Страшный, ужасающий погром был ответом на вызов[346]. Это были несчастные дни для множества ни в чем не повинных людей. В Липках — части города, где в ту пору квартировали и мы, населенной богатыми евреями-миллионерами Бродскими, Гинзбургами, Зайцевыми, имевшими там дворцы, произошли самые бурные проявления страстей.
Из еврейских дворцов чернь, не имевшая ничего общего ни с революционерами, ни с патриотами, производила свои страшные аутодафе, выкидывала имущество из этих дворцов на улицу. Дорогие вещи, мебель висели на телеграфных проводах. Разбитые рояли валялись на улицах, которые были усеяны содержимым этих богатых гнезд.
Мимо наших окон пробегали в каком-то чаду темные люди. Мужчины и женщины тащили награбленное, тут же спорили, отбивали его друг у друга и скрывались в недрах оврагов, ведущих на Печерск. Страшное было время.
И, как часто бывает, с гибелью и всякими ужасами, врываются и элементы комические. Наш сосед — присяжный поверенный еврей Э-н, с элегантной, красивой женой и прелестной девочкой, у которой была старуха-няня. И вот этот-то господин, когда начались ужасы, спешно содрал свою визитную карточку и мы увидели приколотую кнопками наскоро написанную новую: «Иван Иванович Сарафанов». А на окнах Ивана Ивановича нянька озабоченно расставляла свои дешевые лаврские образки. Девочку вовремя отвели в соседнее Духовное училище, к священнику. Таким образом Ив<ан> Ив<анович> Сарафанов благополучно избегнул страшной участи множества своих собратьев.
В Москве была объявлена диктатура Дубасова[347]. Вооруженное восстание было подавлено. Дела революции пошли на убыль. Между тем гр<аф> Витте продолжал сидеть между двух стульев. Положение для премьера невыигрышное!
Чтобы перейти от страшного 1905 года к менее тяжелому 1906-му, к концу которого страсти стали утихать, расскажу здесь об одном давнем петербургском торжестве. Чествовали тогда еще ученика реального училища — юношу композитора Глазунова[348], сына книжного торговца, а позднее Петербургского городского головы и двоюродного брата моего приятеля Турыгина. Народу на торжестве собралось множество — весь музыкальный мир. Время тогда было музыкальное, была жива вся, так называемая, «кучка»[349]: Римский-Корсаков, Мусоргский, Балакирев, Кюи, Бородин…

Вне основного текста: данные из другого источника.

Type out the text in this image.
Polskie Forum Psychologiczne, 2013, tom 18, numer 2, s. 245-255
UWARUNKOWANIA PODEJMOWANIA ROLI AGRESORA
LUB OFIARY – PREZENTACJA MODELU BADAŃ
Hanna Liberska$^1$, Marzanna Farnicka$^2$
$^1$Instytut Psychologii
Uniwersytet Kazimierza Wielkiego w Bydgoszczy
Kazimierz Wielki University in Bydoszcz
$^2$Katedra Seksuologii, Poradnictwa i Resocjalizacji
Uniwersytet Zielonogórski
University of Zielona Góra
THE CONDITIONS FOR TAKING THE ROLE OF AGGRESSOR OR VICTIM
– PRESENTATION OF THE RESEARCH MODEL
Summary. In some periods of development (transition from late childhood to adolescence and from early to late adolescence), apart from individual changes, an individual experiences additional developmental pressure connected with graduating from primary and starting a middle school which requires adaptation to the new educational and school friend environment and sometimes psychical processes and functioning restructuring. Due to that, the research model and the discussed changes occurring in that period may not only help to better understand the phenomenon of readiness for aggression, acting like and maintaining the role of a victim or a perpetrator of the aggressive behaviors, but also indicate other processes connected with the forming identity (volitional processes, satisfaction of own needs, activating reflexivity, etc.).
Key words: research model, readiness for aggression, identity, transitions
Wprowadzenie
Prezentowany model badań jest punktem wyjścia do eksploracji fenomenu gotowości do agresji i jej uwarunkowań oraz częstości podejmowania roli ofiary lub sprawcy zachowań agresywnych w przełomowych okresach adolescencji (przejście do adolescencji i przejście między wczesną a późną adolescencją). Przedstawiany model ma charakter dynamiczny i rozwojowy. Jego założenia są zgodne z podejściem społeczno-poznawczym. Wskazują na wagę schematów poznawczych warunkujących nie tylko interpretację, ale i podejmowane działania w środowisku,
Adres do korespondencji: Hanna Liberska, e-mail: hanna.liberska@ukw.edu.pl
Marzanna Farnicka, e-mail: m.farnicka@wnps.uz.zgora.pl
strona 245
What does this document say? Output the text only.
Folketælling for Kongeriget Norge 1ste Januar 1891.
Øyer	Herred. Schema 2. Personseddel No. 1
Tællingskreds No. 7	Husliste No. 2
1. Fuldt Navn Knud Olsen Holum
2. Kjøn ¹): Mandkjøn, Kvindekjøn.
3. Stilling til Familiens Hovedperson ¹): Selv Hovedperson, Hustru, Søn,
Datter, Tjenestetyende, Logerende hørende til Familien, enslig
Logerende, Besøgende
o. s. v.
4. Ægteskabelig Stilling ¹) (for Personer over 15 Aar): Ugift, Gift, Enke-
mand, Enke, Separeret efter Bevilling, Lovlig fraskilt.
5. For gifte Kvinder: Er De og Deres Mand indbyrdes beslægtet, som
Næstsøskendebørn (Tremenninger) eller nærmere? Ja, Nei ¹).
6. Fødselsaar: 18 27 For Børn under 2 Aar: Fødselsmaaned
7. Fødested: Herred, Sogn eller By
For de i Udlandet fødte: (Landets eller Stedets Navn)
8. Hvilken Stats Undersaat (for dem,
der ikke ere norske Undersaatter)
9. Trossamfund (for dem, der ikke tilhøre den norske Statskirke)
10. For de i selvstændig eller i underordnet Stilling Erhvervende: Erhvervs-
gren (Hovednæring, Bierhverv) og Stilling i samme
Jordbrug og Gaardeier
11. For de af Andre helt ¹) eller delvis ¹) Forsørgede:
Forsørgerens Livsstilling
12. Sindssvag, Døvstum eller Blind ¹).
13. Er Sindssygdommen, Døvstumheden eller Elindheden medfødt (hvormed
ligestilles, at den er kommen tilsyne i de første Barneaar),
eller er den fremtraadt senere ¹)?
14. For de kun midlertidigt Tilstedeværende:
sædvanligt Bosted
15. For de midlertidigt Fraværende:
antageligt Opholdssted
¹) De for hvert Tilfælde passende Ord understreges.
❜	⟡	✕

За столом стали произноситься речи. Встал и начал говорить Бородин. Он сбивался, путался, ничего не выходило. Тогда Влад<имир> Вас<ильевич> Стасов с другого конца стола закричал Бородину:
— Брось, перестань, не берись не за свое дело. Ты лучше напиши арию! — Бородин сконфуженно сел, не окончив своей речи…
У нас в Киеве, как эпилог пронесшегося над Россией урагана, местное Художественное училище свергло своего директора-основателя, провозгласив себя «автономным», и, без моего ведома, я был избран таким автономным Директором. Я, узнав о сем, немедленно отказался. А затем вернулся старый директор, и порядок скоро был восстановлен.
Знакомство с Л. Толстым.1906
Наступил год 1906-й.
Мои вернулись из Ростока. Ольга после двух операций выглядела отлично, стала весела и бодра, остриглась. Что-то задорно-мальчишеское было в тогдашней ее внешности. В феврале я был с ней в Питере. На обратном пути заехал в Москву, куда ранее была послана с другими картинами «Св<ятая> Русь» для фотографирования. В Москве «Св<ятую> Русь» видели многие, видел В. М. Васнецов, нашедший ее «интересной».